It always bothers me when players ask to be traded, like Jamal Mayers and Garnet Exelby of the Toronto Maple Leafs have. I’m not quite sure why. It isn’t always brought on because a team is losing, but no matter the reason, it bothers me when I hear of it happening.
Maybe it is because of the perception that the player in question is giving up on the team, something I never have, and I hope I never will do. Even when I played on a baseball team that went 0-26 a few years ago, I still showed up and still played as hard as I always do.

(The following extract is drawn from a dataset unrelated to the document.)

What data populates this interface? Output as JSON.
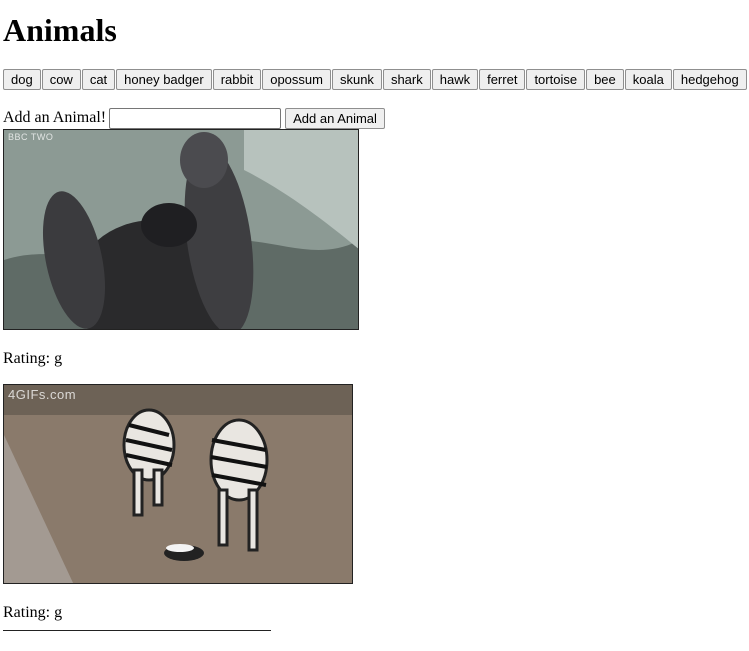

Maybe it’s the fact that these guys are paid obscene amounts of money to play a game for a living that I literally have to pay money in order to play recreationally. One of my lab instructors always used to say “money can’t buy happiness, but it can buy the gas to go find it”. You aren’t happy with where you play? I say deal with it. Even the seventh defenseman and the backup goalie make hundreds of thousands of dollars. Give me a break.
Maybe it’s because an unhappy player is often not a productive player. If they don’t want to play for the team they are on, are they really giving everything they’ve got? I’m not saying it happens all the time, but you will never convince me that every player who has asked for a trade is giving 100%.

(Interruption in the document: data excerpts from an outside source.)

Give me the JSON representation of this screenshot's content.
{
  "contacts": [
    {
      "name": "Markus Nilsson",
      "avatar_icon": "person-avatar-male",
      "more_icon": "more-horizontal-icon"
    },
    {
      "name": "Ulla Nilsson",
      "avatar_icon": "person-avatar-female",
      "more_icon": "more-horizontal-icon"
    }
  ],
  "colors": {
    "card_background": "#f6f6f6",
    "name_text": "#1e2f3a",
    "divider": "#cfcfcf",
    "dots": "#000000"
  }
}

Maybe it’s the perceived whinyness that goes with a trade request. One thing I can’t stand in sports, professional or recreational, is people who constantly bitch and whine about everything. Whether to teammates or to referees and umpires, I cannot stand it. Exhibit A: Dwayne Roloson. I can’t stand watching Roloson play. Every stoppage he’s working the refs; every time an opposing player comes with a foot of the blue ice, Roloson screams for a penalty. It bugs me.
Maybe it’s the fact that a player who publicly asks for a trade immediately devalues himself. It’s virtually impossible for a general manager to get full value for a player in a trade because they have to get rid of the player. The other general managers know this, and often take advantage of it.
I guess it is all of those things. Maybe that is why it bothers me so much.